Synopsis:
[Merrill, Russel]. MacLean, Robert Merrill. and Rossiter, Sean. Flying Cold - The Adventures of Russel Merrill - Pioneer Alaskan Aviator. First printing. Fairbanks & Seattle, Epicenter Press, 1994. 25.5 cm x 20.5 cm. XIV, 178 pages. Original Softcover. Excellent condition with only very minor signs of external wear. Includes for example the following chapters: Foreword to Thyra Merrill's 1930 Manuscript, The Takeoff, North To Alaska - 1925, Bridging Troubled Waters, Into the Future - 1926, Northern Brotherhood of the Air, On the Artic Circle, Blazing Air Trails, Stranded in the Artic, and Having Pioneered.

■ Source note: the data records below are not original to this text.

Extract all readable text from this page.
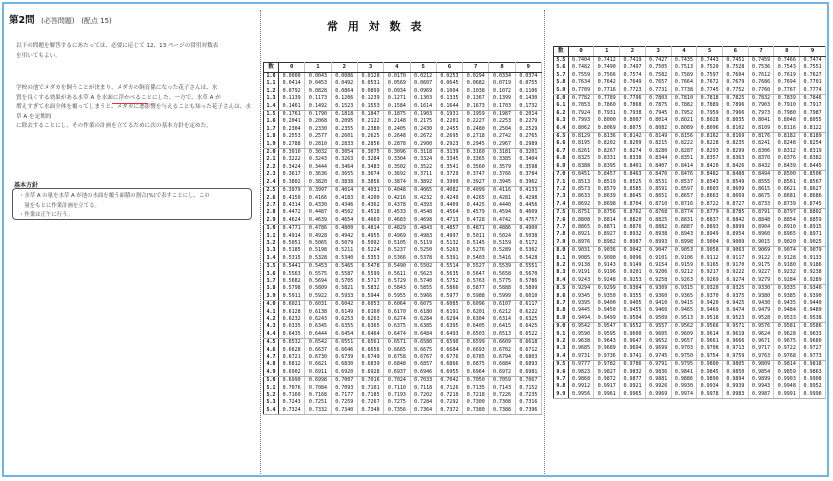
第2問 (必答問題) (配点 15)
以下の問題を解答するにあたっては、必要に応じて 12、13 ページの常用対数表
を用いてもよい。
学校の池でメダカを飼うことが決まり、メダカの飼育係になった花子さんは、水
質を良くする効果がある水草 A を水面に浮かべることにした。一方で、水草 A が
増えすぎて水面全体を覆ってしまうと、メダカに悪影響を与えることも知った花子さんは、水草 A を定期的
に除去することにし、その作業の計画を立てるために次の基本方針を定めた。
基本方針
・水草 A の量を水草 A が池の水面を覆う面積の割合(%)で表すことにし、この
　量をもとに作業計画を立てる。
・作業は正午に行う。
常 用 対 数 表
数	0	1	2	3	4	5	6	7	8	9
1.0	0.0000	0.0043	0.0086	0.0128	0.0170	0.0212	0.0253	0.0294	0.0334	0.0374
1.1	0.0414	0.0453	0.0492	0.0531	0.0569	0.0607	0.0645	0.0682	0.0719	0.0755
1.2	0.0792	0.0828	0.0864	0.0899	0.0934	0.0969	0.1004	0.1038	0.1072	0.1106
1.3	0.1139	0.1173	0.1206	0.1239	0.1271	0.1303	0.1335	0.1367	0.1399	0.1430
1.4	0.1461	0.1492	0.1523	0.1553	0.1584	0.1614	0.1644	0.1673	0.1703	0.1732
1.5	0.1761	0.1790	0.1818	0.1847	0.1875	0.1903	0.1931	0.1959	0.1987	0.2014
1.6	0.2041	0.2068	0.2095	0.2122	0.2148	0.2175	0.2201	0.2227	0.2253	0.2279
1.7	0.2304	0.2330	0.2355	0.2380	0.2405	0.2430	0.2455	0.2480	0.2504	0.2529
1.8	0.2553	0.2577	0.2601	0.2625	0.2648	0.2672	0.2695	0.2718	0.2742	0.2765
1.9	0.2788	0.2810	0.2833	0.2856	0.2878	0.2900	0.2923	0.2945	0.2967	0.2989
2.0	0.3010	0.3032	0.3054	0.3075	0.3096	0.3118	0.3139	0.3160	0.3181	0.3201
2.1	0.3222	0.3243	0.3263	0.3284	0.3304	0.3324	0.3345	0.3365	0.3385	0.3404
2.2	0.3424	0.3444	0.3464	0.3483	0.3502	0.3522	0.3541	0.3560	0.3579	0.3598
2.3	0.3617	0.3636	0.3655	0.3674	0.3692	0.3711	0.3729	0.3747	0.3766	0.3784
2.4	0.3802	0.3820	0.3838	0.3856	0.3874	0.3892	0.3909	0.3927	0.3945	0.3962
2.5	0.3979	0.3997	0.4014	0.4031	0.4048	0.4065	0.4082	0.4099	0.4116	0.4133
2.6	0.4150	0.4166	0.4183	0.4200	0.4216	0.4232	0.4249	0.4265	0.4281	0.4298
2.7	0.4314	0.4330	0.4346	0.4362	0.4378	0.4393	0.4409	0.4425	0.4440	0.4456
2.8	0.4472	0.4487	0.4502	0.4518	0.4533	0.4548	0.4564	0.4579	0.4594	0.4609
2.9	0.4624	0.4639	0.4654	0.4669	0.4683	0.4698	0.4713	0.4728	0.4742	0.4757
3.0	0.4771	0.4786	0.4800	0.4814	0.4829	0.4843	0.4857	0.4871	0.4886	0.4900
3.1	0.4914	0.4928	0.4942	0.4955	0.4969	0.4983	0.4997	0.5011	0.5024	0.5038
3.2	0.5051	0.5065	0.5079	0.5092	0.5105	0.5119	0.5132	0.5145	0.5159	0.5172
3.3	0.5185	0.5198	0.5211	0.5224	0.5237	0.5250	0.5263	0.5276	0.5289	0.5302
3.4	0.5315	0.5328	0.5340	0.5353	0.5366	0.5378	0.5391	0.5403	0.5416	0.5428
3.5	0.5441	0.5453	0.5465	0.5478	0.5490	0.5502	0.5514	0.5527	0.5539	0.5551
3.6	0.5563	0.5575	0.5587	0.5599	0.5611	0.5623	0.5635	0.5647	0.5658	0.5670
3.7	0.5682	0.5694	0.5705	0.5717	0.5729	0.5740	0.5752	0.5763	0.5775	0.5786
3.8	0.5798	0.5809	0.5821	0.5832	0.5843	0.5855	0.5866	0.5877	0.5888	0.5899
3.9	0.5911	0.5922	0.5933	0.5944	0.5955	0.5966	0.5977	0.5988	0.5999	0.6010
4.0	0.6021	0.6031	0.6042	0.6053	0.6064	0.6075	0.6085	0.6096	0.6107	0.6117
4.1	0.6128	0.6138	0.6149	0.6160	0.6170	0.6180	0.6191	0.6201	0.6212	0.6222
4.2	0.6232	0.6243	0.6253	0.6263	0.6274	0.6284	0.6294	0.6304	0.6314	0.6325
4.3	0.6335	0.6345	0.6355	0.6365	0.6375	0.6385	0.6395	0.6405	0.6415	0.6425
4.4	0.6435	0.6444	0.6454	0.6464	0.6474	0.6484	0.6493	0.6503	0.6513	0.6522
4.5	0.6532	0.6542	0.6551	0.6561	0.6571	0.6580	0.6590	0.6599	0.6609	0.6618
4.6	0.6628	0.6637	0.6646	0.6656	0.6665	0.6675	0.6684	0.6693	0.6702	0.6712
4.7	0.6721	0.6730	0.6739	0.6749	0.6758	0.6767	0.6776	0.6785	0.6794	0.6803
4.8	0.6812	0.6821	0.6830	0.6839	0.6848	0.6857	0.6866	0.6875	0.6884	0.6893
4.9	0.6902	0.6911	0.6920	0.6928	0.6937	0.6946	0.6955	0.6964	0.6972	0.6981
5.0	0.6990	0.6998	0.7007	0.7016	0.7024	0.7033	0.7042	0.7050	0.7059	0.7067
5.1	0.7076	0.7084	0.7093	0.7101	0.7110	0.7118	0.7126	0.7135	0.7143	0.7152
5.2	0.7160	0.7168	0.7177	0.7185	0.7193	0.7202	0.7210	0.7218	0.7226	0.7235
5.3	0.7243	0.7251	0.7259	0.7267	0.7275	0.7284	0.7292	0.7300	0.7308	0.7316
5.4	0.7324	0.7332	0.7340	0.7348	0.7356	0.7364	0.7372	0.7380	0.7388	0.7396
数	0	1	2	3	4	5	6	7	8	9
5.5	0.7404	0.7412	0.7419	0.7427	0.7435	0.7443	0.7451	0.7459	0.7466	0.7474
5.6	0.7482	0.7490	0.7497	0.7505	0.7513	0.7520	0.7528	0.7536	0.7543	0.7551
5.7	0.7559	0.7566	0.7574	0.7582	0.7589	0.7597	0.7604	0.7612	0.7619	0.7627
5.8	0.7634	0.7642	0.7649	0.7657	0.7664	0.7672	0.7679	0.7686	0.7694	0.7701
5.9	0.7709	0.7716	0.7723	0.7731	0.7738	0.7745	0.7752	0.7760	0.7767	0.7774
6.0	0.7782	0.7789	0.7796	0.7803	0.7810	0.7818	0.7825	0.7832	0.7839	0.7846
6.1	0.7853	0.7860	0.7868	0.7875	0.7882	0.7889	0.7896	0.7903	0.7910	0.7917
6.2	0.7924	0.7931	0.7938	0.7945	0.7952	0.7959	0.7966	0.7973	0.7980	0.7987
6.3	0.7993	0.8000	0.8007	0.8014	0.8021	0.8028	0.8035	0.8041	0.8048	0.8055
6.4	0.8062	0.8069	0.8075	0.8082	0.8089	0.8096	0.8102	0.8109	0.8116	0.8122
6.5	0.8129	0.8136	0.8142	0.8149	0.8156	0.8162	0.8169	0.8176	0.8182	0.8189
6.6	0.8195	0.8202	0.8209	0.8215	0.8222	0.8228	0.8235	0.8241	0.8248	0.8254
6.7	0.8261	0.8267	0.8274	0.8280	0.8287	0.8293	0.8299	0.8306	0.8312	0.8319
6.8	0.8325	0.8331	0.8338	0.8344	0.8351	0.8357	0.8363	0.8370	0.8376	0.8382
6.9	0.8388	0.8395	0.8401	0.8407	0.8414	0.8420	0.8426	0.8432	0.8439	0.8445
7.0	0.8451	0.8457	0.8463	0.8470	0.8476	0.8482	0.8488	0.8494	0.8500	0.8506
7.1	0.8513	0.8519	0.8525	0.8531	0.8537	0.8543	0.8549	0.8555	0.8561	0.8567
7.2	0.8573	0.8579	0.8585	0.8591	0.8597	0.8603	0.8609	0.8615	0.8621	0.8627
7.3	0.8633	0.8639	0.8645	0.8651	0.8657	0.8663	0.8669	0.8675	0.8681	0.8686
7.4	0.8692	0.8698	0.8704	0.8710	0.8716	0.8722	0.8727	0.8733	0.8739	0.8745
7.5	0.8751	0.8756	0.8762	0.8768	0.8774	0.8779	0.8785	0.8791	0.8797	0.8802
7.6	0.8808	0.8814	0.8820	0.8825	0.8831	0.8837	0.8842	0.8848	0.8854	0.8859
7.7	0.8865	0.8871	0.8876	0.8882	0.8887	0.8893	0.8899	0.8904	0.8910	0.8915
7.8	0.8921	0.8927	0.8932	0.8938	0.8943	0.8949	0.8954	0.8960	0.8965	0.8971
7.9	0.8976	0.8982	0.8987	0.8993	0.8998	0.9004	0.9009	0.9015	0.9020	0.9025
8.0	0.9031	0.9036	0.9042	0.9047	0.9053	0.9058	0.9063	0.9069	0.9074	0.9079
8.1	0.9085	0.9090	0.9096	0.9101	0.9106	0.9112	0.9117	0.9122	0.9128	0.9133
8.2	0.9138	0.9143	0.9149	0.9154	0.9159	0.9165	0.9170	0.9175	0.9180	0.9186
8.3	0.9191	0.9196	0.9201	0.9206	0.9212	0.9217	0.9222	0.9227	0.9232	0.9238
8.4	0.9243	0.9248	0.9253	0.9258	0.9263	0.9269	0.9274	0.9279	0.9284	0.9289
8.5	0.9294	0.9299	0.9304	0.9309	0.9315	0.9320	0.9325	0.9330	0.9335	0.9340
8.6	0.9345	0.9350	0.9355	0.9360	0.9365	0.9370	0.9375	0.9380	0.9385	0.9390
8.7	0.9395	0.9400	0.9405	0.9410	0.9415	0.9420	0.9425	0.9430	0.9435	0.9440
8.8	0.9445	0.9450	0.9455	0.9460	0.9465	0.9469	0.9474	0.9479	0.9484	0.9489
8.9	0.9494	0.9499	0.9504	0.9509	0.9513	0.9518	0.9523	0.9528	0.9533	0.9538
9.0	0.9542	0.9547	0.9552	0.9557	0.9562	0.9566	0.9571	0.9576	0.9581	0.9586
9.1	0.9590	0.9595	0.9600	0.9605	0.9609	0.9614	0.9619	0.9624	0.9628	0.9633
9.2	0.9638	0.9643	0.9647	0.9652	0.9657	0.9661	0.9666	0.9671	0.9675	0.9680
9.3	0.9685	0.9689	0.9694	0.9699	0.9703	0.9708	0.9713	0.9717	0.9722	0.9727
9.4	0.9731	0.9736	0.9741	0.9745	0.9750	0.9754	0.9759	0.9763	0.9768	0.9773
9.5	0.9777	0.9782	0.9786	0.9791	0.9795	0.9800	0.9805	0.9809	0.9814	0.9818
9.6	0.9823	0.9827	0.9832	0.9836	0.9841	0.9845	0.9850	0.9854	0.9859	0.9863
9.7	0.9868	0.9872	0.9877	0.9881	0.9886	0.9890	0.9894	0.9899	0.9903	0.9908
9.8	0.9912	0.9917	0.9921	0.9926	0.9930	0.9934	0.9939	0.9943	0.9948	0.9952
9.9	0.9956	0.9961	0.9965	0.9969	0.9974	0.9978	0.9983	0.9987	0.9991	0.9996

Illustrated throughout in black and white.
From the Back Cover:
Trained as a pilot during World War I, Russel Merrill was determined to spend his life flying. His love of flight lured him from Oregon to Alaska, the far frontier of aviation, where Merrill piloted the first airplanes to fly into Petersburg, Wrangell, Kodiak, and Anchorage. He was an inventive aviator who oce declared he would rather eat beans in Alaska than live in comfort elsewhere. "Flying over uncharted mountain ranges, large bodies fo water, and vast expanses of tundra, Russel Merrill was teh space astronaut of his day... He brought aviation to Anchorage the same year Charles Lindberg flew the Atlantic." - Ted Spencer, Alaska Aviation Heritage Museum. Flying Cold chronicles Merrill's daring 750-mile journey across the Gulf of Alaska in a flying boat with a single small motor, his first rescue mission by air, crash-landings, and strandings. in 1928, Merrill nearly died after being forced down in the Arctic while helping fly a Fox Film Expedition crew to Barrow in northern Alaska, showing up there three weeks later, half dead, but still carrying a cup of rice he had saved for an "emergency."